Packaging and sending data to IBM Support

Use the three steps below to package and send data to your IBM support personnel:

  1. TAR (archive) the files using the filename xxxxx.byyy.czzz.#.tar. For example:
    tar -cf xxxxx.byyy.czzz.#.tar sysinfo.tar.Z core.001.Z core-libs.tar.Z 
       optional-files

    or
    tar -cf xxxxx.byyy.czzz.#.tar sysinfo.tar.Z snapcore_pid.pax.Z 
       optional-files

    Note the size of the file where:
    • xxxxx is the PMR number.
    • yyy is the branch code.
    • zzz is the country code.
    • # is a sequence number or the date that's required to ensure that each file placed on the testcase server is unique.

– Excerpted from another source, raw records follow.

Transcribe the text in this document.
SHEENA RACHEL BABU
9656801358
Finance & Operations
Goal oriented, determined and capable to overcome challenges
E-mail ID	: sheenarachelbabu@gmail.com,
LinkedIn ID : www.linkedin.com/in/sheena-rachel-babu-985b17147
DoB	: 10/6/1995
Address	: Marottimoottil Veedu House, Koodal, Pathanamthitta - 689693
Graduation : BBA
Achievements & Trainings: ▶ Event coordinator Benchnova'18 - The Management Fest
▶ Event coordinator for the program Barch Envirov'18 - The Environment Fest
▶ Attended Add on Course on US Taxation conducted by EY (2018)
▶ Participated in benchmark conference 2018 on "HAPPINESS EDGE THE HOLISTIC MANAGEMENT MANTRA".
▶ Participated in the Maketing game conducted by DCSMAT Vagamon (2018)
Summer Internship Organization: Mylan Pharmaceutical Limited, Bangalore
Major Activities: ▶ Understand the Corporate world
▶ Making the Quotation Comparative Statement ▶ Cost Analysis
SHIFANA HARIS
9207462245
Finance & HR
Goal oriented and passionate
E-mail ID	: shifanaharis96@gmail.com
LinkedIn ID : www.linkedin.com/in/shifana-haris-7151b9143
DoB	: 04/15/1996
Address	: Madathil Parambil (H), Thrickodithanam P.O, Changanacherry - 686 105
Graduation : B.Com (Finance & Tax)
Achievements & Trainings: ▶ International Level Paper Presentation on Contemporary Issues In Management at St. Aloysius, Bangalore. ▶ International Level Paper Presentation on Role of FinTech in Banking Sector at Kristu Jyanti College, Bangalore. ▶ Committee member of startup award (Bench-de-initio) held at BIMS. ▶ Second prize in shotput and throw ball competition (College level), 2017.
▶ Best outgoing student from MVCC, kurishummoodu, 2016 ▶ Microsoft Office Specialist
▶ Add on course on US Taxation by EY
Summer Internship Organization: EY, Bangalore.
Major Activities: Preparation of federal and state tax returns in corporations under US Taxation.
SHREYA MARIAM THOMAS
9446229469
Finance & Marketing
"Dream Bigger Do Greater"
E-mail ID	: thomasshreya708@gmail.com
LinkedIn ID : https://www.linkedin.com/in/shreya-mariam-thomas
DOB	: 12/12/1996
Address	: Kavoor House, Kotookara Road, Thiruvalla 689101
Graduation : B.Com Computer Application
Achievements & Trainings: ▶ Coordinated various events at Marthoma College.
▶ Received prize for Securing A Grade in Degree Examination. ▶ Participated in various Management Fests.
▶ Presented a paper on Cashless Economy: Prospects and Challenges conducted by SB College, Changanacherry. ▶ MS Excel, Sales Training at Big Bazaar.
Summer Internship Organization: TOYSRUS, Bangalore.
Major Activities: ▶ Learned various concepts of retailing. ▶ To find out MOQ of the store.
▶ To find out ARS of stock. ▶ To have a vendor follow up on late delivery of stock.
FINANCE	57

    Before sending the file, verify that each archive file is valid and that the following is included:

    • sysinfo.tar.Z
    • core-libs.tar.Z or snapcore_pid.pax.Z
    • core.001.Z
  2. The files should be sent to the IBM testcase server using a unique filename for each file uploaded. To ensure timely response from the AIX support teams, it is important that you follow the instructions below. If you have trouble connecting or sending data to testcase servers, check the firewall and proxy settings within your network.
    ftp testcase.boulder.ibm.com
    login: anonymous
    password: user@host.com
    > cd /toibm/aix
    > bin
    > put xxxxx.byyy.czzz.#.tar
    > quit

You must contact IBM to get a PMR number for xxxxx.byyy.czzz by sending an e-mail or calling the IBM Support hotline.